Hace unas semanas, de
visita por Valparaíso, visité a un viejo amigo de esos que te
contagian con su energía y capacidad. Pero me topé con su sombra:
días atrás lo habían echado de su trabajo por culpa de Twitter
¿Qué error tuvo que cometer para que esto sucediera? Olvidar su
celular en una cafetería.
La historia es la
siguiente: Franco –nombre evidentemente falso pero que al menos
sirve para recordar uno de sus principales atributos como persona--,
abrió hace dos años una cuenta en Twitter y poco a poco fue
descubriendo el potencial de esta red social del pajarito celeste con
actitud inocente.
“Saliendo de reunión
y con contrato firmado. TOMA jefe! Pague la comisión no+”, “otra
vez no salió el pago. Qué pasa con los derechos del trabajador?”,
“mis hijos en casa y yo aquí trabajando hasta tarde.
#NoMeExploteJefe”, son algunas de las frases de menos de 140
caracteres que aún reposan en su Trending Line, dando cuenta del
mismo uso que le damos miles de personas en todo el mundo a esta
herramienta: decir lo que pensamos y, en particular, lo que nos
desagrada
Jamás lo pensó como
una forma de dañar. Más bien era un juego, un grito al vacío para
ver si alguien lo escuchaba, lo respondía o lo replicaba. Y así
era. Sus seguidores pasaron de 7 amigos el primer mes a los 391 que
hoy luce con orgullo. “Vamos por esos 400 followers. Me dan una
mano? Please RT”, aparece en el último de sus tuits. En verdad
hay más. Muchos más. Pero ese es el último que él escribió.
Ese viernes en la
tarde, en vísperas del 18 de septiembre, partió después del
trabajo con algunos colegas a celebrar junto a un vaso de chicha y
algunas empanadas. Ya cerca de la medianoche, los tres comensales que
quedaban decidieron terminar la noche en un local donde cantaron y
bailaron hasta el amanecer.
Al día siguiente su
celular no estaba. Fue a los lugares donde estuvo y nada. Pidió el
corte del servicio y ya el jueves 20 contaba con nuevo equipo.
Configuró su mail. Configuró su Facebook. Pero no pudo con Twitter.

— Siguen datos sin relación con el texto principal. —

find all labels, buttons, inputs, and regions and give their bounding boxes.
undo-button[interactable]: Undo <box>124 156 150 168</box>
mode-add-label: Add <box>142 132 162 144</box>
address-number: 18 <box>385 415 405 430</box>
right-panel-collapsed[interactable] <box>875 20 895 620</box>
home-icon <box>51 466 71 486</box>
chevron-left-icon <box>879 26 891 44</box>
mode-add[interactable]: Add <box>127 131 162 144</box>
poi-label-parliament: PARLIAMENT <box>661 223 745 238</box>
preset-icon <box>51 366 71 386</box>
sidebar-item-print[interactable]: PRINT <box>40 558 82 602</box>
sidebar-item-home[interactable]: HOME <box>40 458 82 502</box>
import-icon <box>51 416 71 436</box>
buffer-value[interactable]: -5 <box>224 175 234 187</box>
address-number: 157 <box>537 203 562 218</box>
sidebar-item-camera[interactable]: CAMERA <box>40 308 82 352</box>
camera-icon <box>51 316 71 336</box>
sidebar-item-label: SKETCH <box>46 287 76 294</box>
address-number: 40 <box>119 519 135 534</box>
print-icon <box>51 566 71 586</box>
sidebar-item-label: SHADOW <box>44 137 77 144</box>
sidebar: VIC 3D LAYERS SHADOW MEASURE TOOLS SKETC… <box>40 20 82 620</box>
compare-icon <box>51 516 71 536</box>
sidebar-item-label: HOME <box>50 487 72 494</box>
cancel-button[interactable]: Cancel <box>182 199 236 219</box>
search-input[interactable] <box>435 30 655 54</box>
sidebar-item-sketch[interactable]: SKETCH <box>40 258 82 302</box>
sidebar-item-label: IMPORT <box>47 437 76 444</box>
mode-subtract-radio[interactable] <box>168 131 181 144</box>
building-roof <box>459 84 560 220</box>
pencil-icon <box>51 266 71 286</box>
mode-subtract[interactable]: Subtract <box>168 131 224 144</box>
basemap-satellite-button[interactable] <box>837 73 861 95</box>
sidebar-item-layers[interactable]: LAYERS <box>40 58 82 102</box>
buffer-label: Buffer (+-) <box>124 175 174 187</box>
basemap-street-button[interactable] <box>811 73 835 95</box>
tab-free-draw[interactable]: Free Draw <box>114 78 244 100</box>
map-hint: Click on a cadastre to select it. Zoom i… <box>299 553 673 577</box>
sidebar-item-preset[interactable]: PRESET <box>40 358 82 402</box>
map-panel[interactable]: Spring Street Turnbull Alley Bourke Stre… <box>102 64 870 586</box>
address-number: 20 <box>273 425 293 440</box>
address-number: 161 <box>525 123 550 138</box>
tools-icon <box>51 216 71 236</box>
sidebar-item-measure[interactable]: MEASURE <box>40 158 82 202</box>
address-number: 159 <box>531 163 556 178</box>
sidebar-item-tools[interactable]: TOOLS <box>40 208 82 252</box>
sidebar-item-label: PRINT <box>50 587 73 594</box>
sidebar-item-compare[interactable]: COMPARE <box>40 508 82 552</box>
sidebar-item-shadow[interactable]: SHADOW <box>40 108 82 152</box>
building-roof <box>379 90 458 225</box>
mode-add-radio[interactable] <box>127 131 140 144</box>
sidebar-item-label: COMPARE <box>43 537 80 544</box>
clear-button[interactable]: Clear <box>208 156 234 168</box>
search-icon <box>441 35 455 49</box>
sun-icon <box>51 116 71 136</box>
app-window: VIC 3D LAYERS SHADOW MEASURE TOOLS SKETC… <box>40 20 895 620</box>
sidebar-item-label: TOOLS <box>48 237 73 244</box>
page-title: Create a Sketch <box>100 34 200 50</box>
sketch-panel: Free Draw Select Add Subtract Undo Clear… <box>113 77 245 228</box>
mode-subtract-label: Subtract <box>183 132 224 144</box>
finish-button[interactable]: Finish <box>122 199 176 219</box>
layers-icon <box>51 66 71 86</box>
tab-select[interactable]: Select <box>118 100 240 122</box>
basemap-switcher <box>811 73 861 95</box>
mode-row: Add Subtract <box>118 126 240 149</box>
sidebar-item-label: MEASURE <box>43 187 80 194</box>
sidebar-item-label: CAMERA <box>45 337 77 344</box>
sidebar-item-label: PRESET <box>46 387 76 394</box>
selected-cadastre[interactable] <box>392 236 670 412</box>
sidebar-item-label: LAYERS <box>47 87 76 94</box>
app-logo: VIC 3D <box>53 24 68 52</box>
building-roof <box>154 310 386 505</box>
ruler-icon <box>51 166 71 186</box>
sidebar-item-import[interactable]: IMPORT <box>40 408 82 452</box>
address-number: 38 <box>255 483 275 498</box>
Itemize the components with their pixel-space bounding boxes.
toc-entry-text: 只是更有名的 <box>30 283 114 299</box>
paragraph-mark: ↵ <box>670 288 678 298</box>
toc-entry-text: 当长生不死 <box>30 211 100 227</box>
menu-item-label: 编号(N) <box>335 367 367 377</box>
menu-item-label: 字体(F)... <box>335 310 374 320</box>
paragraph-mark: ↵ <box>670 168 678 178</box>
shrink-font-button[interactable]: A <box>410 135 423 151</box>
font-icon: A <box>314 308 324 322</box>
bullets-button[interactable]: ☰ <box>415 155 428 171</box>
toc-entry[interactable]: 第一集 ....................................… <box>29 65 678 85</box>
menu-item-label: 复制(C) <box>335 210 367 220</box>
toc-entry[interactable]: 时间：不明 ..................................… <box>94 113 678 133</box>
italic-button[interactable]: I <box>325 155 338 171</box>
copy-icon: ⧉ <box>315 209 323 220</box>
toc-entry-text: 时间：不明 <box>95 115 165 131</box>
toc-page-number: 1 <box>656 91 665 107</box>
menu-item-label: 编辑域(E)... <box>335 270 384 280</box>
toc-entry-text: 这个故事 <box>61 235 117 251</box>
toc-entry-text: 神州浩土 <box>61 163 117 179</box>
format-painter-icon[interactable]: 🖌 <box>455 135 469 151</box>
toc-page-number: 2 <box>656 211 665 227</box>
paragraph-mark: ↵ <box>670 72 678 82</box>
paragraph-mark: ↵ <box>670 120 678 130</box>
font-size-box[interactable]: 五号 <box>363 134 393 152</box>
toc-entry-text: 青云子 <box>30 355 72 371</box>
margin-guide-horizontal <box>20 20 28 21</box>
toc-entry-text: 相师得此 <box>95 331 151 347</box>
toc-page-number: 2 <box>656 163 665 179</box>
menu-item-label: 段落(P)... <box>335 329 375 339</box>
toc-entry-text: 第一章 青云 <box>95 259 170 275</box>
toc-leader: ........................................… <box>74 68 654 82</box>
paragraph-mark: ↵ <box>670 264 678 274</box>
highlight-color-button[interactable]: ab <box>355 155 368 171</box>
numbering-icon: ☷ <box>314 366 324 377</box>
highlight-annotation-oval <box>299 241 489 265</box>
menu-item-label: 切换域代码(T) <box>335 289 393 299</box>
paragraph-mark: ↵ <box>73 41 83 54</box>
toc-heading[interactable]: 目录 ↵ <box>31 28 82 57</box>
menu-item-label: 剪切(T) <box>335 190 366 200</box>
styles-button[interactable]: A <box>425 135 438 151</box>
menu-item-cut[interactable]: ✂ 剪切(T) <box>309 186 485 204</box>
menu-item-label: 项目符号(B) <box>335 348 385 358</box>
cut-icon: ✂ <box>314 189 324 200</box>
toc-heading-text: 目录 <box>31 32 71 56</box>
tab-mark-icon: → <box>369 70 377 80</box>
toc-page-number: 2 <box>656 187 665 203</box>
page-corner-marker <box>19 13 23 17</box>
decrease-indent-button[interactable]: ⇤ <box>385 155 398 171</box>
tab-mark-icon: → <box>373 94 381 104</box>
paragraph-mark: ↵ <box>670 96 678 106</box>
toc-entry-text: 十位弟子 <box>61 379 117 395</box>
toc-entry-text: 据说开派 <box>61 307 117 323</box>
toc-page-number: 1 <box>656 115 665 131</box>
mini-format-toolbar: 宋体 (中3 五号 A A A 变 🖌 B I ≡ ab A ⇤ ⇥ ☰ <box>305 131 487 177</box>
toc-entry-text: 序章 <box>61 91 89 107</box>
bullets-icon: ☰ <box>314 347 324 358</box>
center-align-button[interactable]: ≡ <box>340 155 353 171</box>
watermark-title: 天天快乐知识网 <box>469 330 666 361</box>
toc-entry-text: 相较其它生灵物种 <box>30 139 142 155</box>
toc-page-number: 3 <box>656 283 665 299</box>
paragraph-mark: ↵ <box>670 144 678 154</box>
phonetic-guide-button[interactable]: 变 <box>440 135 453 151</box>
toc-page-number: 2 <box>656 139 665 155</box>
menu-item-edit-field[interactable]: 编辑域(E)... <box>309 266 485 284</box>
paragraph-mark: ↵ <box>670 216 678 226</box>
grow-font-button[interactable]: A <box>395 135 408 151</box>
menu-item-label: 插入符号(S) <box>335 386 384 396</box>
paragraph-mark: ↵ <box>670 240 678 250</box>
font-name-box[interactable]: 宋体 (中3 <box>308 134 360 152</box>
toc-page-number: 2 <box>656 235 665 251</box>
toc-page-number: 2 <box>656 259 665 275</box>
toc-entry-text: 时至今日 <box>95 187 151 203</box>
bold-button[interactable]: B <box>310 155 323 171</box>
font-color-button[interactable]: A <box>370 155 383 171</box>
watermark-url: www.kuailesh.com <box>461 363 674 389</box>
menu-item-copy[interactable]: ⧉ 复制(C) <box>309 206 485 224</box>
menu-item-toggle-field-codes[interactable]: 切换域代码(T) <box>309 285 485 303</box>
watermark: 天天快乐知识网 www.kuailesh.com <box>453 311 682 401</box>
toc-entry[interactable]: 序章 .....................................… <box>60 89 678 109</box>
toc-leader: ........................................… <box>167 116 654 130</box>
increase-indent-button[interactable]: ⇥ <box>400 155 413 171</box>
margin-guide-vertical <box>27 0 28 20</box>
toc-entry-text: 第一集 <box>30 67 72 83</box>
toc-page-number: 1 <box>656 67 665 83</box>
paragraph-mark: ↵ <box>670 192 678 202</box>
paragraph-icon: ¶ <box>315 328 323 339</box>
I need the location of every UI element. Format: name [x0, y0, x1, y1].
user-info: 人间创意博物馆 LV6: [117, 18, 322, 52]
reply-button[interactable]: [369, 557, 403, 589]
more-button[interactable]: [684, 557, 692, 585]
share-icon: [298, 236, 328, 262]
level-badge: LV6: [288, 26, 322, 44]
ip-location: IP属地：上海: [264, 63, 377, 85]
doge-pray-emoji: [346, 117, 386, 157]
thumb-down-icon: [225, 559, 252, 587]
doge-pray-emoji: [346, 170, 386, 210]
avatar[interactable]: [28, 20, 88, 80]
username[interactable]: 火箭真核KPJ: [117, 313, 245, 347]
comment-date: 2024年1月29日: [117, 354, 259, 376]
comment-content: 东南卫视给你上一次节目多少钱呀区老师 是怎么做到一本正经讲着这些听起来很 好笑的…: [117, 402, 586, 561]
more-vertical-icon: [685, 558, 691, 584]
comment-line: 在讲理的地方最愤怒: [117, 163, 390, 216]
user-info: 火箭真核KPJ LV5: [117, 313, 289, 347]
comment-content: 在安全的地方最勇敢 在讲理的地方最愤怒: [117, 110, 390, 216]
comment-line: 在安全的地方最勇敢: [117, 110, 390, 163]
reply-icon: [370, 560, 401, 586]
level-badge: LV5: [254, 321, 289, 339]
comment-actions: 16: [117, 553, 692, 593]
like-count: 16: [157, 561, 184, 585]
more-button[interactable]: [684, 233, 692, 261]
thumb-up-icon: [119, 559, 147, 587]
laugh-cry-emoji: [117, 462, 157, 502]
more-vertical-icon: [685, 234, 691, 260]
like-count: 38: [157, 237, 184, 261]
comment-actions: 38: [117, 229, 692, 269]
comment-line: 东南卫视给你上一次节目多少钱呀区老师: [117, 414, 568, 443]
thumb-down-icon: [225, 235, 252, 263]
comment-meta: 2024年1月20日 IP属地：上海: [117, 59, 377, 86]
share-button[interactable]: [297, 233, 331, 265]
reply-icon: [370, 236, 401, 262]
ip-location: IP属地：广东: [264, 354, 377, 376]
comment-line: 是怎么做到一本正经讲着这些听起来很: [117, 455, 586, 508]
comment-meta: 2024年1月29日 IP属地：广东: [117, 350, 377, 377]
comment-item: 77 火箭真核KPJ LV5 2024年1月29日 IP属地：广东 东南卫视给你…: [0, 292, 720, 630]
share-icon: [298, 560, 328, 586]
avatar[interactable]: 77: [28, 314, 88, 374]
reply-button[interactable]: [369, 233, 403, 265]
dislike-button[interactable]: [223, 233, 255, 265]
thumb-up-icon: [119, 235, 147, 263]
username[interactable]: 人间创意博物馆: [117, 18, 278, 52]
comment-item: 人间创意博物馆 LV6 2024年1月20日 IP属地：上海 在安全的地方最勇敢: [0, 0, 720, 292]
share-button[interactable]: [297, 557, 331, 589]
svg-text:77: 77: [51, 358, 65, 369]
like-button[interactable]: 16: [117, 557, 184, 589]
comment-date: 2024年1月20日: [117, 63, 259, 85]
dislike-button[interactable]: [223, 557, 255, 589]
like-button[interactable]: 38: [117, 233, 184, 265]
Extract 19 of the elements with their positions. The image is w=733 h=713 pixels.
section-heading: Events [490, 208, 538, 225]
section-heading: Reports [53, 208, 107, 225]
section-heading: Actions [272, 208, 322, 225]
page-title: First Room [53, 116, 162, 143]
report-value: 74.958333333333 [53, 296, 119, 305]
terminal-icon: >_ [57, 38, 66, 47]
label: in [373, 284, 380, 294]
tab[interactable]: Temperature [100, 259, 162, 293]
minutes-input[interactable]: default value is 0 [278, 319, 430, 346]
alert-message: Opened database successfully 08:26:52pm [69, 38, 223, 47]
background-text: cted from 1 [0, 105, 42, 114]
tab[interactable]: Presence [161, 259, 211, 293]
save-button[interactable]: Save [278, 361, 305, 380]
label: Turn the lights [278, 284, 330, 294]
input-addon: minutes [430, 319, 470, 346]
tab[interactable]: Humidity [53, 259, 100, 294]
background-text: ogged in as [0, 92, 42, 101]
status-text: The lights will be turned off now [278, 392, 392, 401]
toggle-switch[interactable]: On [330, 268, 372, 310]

La clave no funcionaba. El lunes, de vuelta al trabajo, su jefe lo
esperaba. “¿Así que soy un ladrón?”, lo encaró.
Franco no entendió
nada. Su jefe le mostró la cuenta de Twitter que él reconoció como
suya y 3 tuits con frases de alto calibre acusándolo de ladrón,
coludido y mafioso. Mi amigo le explicó la pérdida del equipo esa
misma noche y la posibilidad cierta de que quién lo encontró pudo
acceder a su cuenta y escribir esos mensajes, pero no lo convenció.
Y lo despidieron.
“Qué injusticia”,
le dije. Ya de vuelta a Santiago miré con recelo el pajarraco
celeste de mi celular. Puse atención y vi que mi cuenta no tiene un
candado ni ninguna señal que asegure la autenticidad de que yo soy
yo. Al aterrizar podía olvidar mi celular y cualquier inescrupuloso
podría escribir lo que quisiera en mi cuenta y publicarlo.
Lo de Franco ya es
historia. Ya lo echaron de su trabajo injustamente. Y con esta
columna espero que no vuelva a ocurrir . Que la Ley chilena se
preocupe de legislar para discriminar entre el poseedor de una cuenta
y quien sube los 140 caracteres, para que proteja a trabajadores,
emprendedores, estudiantes y a todos los chilenos de esta injusticia.